Tu peux conclure ta session avec un petit retour au calme en footing de 10 minutes.

 

Travail de la puissance en côte courte

 

TRAVAIL D’ENDURANCE EN CÔTE

Cette fois-ci le travail va s’effectuer de manière beaucoup moins intense mais plus soutenu. Il s’agit là de travailler ton endurance afin d’habituer tes jambes aux efforts concentriques liés au travail de côte et ce sur plusieurs minutes.

Le but de l’exercice est de cumuler un maximum de D+ en maintenant une FCM entre 60% et 80% pendant l’ascension en fonction de la durée de cette dernière. C’est un entraînement spécifique qu’il faudra que tu adaptes au profil de ta future course. La phase de récupération entre les séries s’effectuera pendant la descente en trottinant voire en marchant.

Deux types de protocoles peuvent s’offrir à toi et ils vont dépendre entre autre de ton environnement géographique mais aussi de ton objectif en vu.

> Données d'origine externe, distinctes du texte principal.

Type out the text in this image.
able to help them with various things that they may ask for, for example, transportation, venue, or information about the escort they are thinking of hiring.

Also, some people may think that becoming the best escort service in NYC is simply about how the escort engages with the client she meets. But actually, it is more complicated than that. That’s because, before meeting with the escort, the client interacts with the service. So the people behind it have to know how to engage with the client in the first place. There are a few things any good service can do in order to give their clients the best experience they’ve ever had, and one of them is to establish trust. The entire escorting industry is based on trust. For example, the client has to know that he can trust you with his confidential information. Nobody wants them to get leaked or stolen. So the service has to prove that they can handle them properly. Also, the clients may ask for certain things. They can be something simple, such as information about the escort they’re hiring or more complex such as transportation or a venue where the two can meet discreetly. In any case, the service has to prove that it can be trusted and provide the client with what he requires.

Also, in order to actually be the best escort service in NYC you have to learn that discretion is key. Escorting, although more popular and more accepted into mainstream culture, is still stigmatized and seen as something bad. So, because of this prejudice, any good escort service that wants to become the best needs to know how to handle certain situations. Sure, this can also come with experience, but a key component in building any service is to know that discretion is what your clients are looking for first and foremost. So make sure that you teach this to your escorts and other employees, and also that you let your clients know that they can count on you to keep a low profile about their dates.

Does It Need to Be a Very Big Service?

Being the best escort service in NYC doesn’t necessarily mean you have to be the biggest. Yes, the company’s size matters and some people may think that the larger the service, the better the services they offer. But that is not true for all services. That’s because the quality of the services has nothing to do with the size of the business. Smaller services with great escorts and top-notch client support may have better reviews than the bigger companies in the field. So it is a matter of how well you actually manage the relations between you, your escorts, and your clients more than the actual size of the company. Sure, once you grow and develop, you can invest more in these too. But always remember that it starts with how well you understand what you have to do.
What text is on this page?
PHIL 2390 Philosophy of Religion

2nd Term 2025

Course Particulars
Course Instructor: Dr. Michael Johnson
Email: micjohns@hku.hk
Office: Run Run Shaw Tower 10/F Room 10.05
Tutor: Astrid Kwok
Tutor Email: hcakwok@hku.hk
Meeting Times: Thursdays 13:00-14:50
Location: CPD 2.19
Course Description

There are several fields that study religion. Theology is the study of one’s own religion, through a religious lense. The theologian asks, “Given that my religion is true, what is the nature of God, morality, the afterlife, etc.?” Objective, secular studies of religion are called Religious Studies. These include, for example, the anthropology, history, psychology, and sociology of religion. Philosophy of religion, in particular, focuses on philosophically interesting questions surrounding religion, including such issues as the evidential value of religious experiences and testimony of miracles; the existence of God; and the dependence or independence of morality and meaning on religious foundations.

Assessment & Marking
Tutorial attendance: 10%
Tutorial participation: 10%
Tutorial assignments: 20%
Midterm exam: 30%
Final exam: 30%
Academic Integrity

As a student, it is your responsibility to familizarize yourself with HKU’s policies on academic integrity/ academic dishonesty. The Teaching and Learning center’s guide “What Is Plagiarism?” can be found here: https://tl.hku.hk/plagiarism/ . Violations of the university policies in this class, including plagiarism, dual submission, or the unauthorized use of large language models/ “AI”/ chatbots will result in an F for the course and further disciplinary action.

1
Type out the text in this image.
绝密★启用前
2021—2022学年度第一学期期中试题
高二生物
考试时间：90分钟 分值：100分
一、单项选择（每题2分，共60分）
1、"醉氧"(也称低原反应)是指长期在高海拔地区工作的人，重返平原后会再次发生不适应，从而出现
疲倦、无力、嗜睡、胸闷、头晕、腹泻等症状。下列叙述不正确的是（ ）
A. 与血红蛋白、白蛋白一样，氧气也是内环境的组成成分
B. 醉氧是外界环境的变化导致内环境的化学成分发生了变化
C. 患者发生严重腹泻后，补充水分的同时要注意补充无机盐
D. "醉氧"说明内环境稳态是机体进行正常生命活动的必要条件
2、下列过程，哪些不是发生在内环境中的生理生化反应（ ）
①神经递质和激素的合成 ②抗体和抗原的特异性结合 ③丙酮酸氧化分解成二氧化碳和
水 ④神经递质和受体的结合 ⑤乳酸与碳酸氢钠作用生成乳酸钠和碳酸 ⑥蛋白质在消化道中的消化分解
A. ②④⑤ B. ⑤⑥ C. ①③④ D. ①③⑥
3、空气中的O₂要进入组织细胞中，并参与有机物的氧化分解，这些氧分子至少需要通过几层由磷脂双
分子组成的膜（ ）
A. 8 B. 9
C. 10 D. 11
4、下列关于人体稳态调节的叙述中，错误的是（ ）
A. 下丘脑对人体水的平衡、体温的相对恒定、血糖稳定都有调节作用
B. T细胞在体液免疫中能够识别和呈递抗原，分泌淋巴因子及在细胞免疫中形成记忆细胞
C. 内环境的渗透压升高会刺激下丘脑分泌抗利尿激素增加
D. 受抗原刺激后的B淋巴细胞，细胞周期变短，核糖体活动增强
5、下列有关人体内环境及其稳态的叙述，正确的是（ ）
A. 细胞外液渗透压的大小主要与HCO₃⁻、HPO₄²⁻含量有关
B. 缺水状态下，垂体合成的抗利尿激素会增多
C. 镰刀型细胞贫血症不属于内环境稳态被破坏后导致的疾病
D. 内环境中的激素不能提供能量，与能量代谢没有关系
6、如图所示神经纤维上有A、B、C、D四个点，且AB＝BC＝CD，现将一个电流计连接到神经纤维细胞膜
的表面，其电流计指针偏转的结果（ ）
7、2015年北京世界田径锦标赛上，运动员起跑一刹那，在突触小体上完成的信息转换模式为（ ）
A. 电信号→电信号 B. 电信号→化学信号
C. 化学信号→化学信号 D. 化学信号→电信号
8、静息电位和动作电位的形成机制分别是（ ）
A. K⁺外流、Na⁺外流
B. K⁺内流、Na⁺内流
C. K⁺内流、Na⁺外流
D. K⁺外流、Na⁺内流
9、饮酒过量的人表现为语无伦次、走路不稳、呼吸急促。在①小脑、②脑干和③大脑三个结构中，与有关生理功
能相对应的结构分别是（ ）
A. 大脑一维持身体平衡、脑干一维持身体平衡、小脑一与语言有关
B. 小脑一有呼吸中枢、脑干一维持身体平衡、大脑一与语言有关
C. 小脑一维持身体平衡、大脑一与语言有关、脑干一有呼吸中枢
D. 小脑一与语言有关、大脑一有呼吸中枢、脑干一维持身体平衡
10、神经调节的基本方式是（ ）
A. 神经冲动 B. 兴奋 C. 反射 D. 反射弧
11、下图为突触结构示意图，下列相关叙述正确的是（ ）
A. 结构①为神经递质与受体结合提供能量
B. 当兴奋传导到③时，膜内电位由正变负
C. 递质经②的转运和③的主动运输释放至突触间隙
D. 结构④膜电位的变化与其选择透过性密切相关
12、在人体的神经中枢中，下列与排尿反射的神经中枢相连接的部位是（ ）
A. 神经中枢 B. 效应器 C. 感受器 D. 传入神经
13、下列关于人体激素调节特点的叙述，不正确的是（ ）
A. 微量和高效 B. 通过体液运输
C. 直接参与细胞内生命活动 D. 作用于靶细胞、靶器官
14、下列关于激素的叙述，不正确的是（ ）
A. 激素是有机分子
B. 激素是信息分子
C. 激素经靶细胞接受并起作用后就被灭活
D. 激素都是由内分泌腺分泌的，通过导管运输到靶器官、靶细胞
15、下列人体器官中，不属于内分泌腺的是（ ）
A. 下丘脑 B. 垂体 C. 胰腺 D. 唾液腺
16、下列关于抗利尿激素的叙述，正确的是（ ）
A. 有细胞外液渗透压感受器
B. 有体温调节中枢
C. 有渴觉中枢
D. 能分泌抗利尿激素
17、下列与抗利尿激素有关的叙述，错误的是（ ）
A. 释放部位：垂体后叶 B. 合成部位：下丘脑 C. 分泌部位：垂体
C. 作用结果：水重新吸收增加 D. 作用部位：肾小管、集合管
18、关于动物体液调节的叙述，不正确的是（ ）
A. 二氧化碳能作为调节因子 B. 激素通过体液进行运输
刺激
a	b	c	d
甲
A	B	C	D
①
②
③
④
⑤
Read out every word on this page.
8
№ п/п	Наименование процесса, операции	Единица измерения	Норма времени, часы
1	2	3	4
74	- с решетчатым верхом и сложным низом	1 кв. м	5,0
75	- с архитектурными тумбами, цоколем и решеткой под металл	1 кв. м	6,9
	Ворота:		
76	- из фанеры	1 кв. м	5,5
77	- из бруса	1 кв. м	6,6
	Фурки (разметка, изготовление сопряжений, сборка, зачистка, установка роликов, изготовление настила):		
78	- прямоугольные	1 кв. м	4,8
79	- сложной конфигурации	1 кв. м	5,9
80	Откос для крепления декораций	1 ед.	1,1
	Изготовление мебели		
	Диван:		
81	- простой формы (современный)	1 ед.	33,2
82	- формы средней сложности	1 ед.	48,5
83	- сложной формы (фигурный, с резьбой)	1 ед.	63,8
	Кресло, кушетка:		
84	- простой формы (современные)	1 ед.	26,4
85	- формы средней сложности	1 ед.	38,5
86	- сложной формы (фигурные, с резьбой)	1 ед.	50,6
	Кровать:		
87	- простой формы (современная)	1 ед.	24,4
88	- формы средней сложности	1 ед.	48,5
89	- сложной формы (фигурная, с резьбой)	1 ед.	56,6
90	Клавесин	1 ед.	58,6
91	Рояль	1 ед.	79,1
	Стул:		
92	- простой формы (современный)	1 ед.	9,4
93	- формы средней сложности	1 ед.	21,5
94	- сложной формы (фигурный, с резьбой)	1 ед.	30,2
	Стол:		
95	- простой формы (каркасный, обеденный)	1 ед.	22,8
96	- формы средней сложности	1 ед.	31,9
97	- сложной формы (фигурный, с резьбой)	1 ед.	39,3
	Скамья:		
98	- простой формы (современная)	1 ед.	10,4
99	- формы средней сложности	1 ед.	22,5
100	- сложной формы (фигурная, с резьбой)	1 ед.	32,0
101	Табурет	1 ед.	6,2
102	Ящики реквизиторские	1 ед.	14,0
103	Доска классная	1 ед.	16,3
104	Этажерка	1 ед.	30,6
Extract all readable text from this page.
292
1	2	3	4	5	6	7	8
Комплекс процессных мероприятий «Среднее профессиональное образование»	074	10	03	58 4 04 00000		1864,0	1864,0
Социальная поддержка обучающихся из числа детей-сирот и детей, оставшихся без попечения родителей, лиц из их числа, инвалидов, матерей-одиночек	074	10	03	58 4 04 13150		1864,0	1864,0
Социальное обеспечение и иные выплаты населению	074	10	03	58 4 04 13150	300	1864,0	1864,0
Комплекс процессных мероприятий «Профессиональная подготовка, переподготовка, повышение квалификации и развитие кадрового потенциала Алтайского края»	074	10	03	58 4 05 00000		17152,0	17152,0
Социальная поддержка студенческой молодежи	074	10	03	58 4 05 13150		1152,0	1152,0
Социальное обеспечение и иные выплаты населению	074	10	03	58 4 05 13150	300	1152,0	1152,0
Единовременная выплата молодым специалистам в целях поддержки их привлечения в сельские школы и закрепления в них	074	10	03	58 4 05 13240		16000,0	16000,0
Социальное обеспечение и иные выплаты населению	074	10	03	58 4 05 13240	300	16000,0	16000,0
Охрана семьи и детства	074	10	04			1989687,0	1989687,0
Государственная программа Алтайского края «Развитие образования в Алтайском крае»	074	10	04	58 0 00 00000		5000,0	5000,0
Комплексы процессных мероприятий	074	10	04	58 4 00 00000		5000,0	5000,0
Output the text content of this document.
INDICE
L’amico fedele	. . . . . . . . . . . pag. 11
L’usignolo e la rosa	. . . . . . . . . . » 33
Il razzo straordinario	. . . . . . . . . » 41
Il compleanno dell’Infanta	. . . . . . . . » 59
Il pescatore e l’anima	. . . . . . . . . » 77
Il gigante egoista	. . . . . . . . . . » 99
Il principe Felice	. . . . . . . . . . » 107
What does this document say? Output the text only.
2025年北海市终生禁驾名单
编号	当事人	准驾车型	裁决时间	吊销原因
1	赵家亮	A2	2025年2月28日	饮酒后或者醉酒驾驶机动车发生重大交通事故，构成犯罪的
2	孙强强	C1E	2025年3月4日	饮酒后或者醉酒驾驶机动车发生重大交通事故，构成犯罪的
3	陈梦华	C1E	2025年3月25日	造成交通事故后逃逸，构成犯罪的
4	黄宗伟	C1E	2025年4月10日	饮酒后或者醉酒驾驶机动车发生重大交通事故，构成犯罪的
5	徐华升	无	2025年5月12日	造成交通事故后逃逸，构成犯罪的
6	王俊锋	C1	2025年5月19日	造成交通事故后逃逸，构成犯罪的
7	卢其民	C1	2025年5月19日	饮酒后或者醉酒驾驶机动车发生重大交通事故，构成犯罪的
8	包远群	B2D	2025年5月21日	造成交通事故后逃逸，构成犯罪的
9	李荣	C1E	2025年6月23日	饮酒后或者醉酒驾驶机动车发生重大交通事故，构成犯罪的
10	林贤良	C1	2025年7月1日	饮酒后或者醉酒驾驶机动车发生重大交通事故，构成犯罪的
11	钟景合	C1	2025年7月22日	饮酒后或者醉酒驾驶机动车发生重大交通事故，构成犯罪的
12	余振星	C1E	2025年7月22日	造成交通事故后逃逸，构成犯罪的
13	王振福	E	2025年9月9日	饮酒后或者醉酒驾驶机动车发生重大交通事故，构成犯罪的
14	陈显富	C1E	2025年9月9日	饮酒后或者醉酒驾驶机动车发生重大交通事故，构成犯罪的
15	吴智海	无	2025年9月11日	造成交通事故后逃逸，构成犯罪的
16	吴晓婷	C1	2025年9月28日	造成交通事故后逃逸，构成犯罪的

Il faut donc garder à l’esprit que le travail à 65% de FCM sera différent de celui à 80% bien que l’on travaille en côte.

Je le rappelle mais c’est indispensable : toujours bien s’échauffer dix à vingt minutes quel que soit la séance effectuée.

 

1. TRAVAIL SUR UN D+ DÉTERMINÉ

Dans ce cas là, en fonction de ton niveau, tu peux sois privilégier des ascensions allant de 100m à 200m de D+ ou alors de 500m à 800m. La différence va résider sur le nombre de série et sur l’intensité de FCM à respecter.
Évidemment nous n’avons pas tous la chance d’avoir des reliefs offrant un dénivelé de 800m d’une seule traite tu pourras donc opter pour la première option.

 

Travail de côte en endurance sur un dénivelé défini

 

2. TRAVAIL SUR UN TEMPS DÉFINIE

Le cas est sensiblement le même que celui évoqué juste à l’instant tant au niveau de la FCM que des séries à effectuer. Cette fois-ci le temps d’ascension à effectuer sera l’objectif de l’exercice et non le D+.

Tu peux donc soit accomplir une ascension de 10 à 15 minutes à 75% – 80% de ta FCM ou alors une ascension de 35 à 45 minutes à 65% – 70% de ta FCM comme tu peux le constater sur le tableau ci-dessous.

 

Travail de côte en endurance sur une durée déterminée

 

 

 


CONCLUSION

 

Le trail se différencie de la course à pied sur route par deux critères fondamentaux : le D+ et la variété des terrains pratiqués. Si tu aimes manger du D+ alors il faudra absolument te préparer non seulement pour te sentir à l’aise et gérer ton effort de manière optimale mais aussi pour mieux enchaîner le reste de ton parcours ou ta course notamment les portions vallonnées que l’on peut aussi travailler grâce aux séances de fartlek que nous verrons prochainement.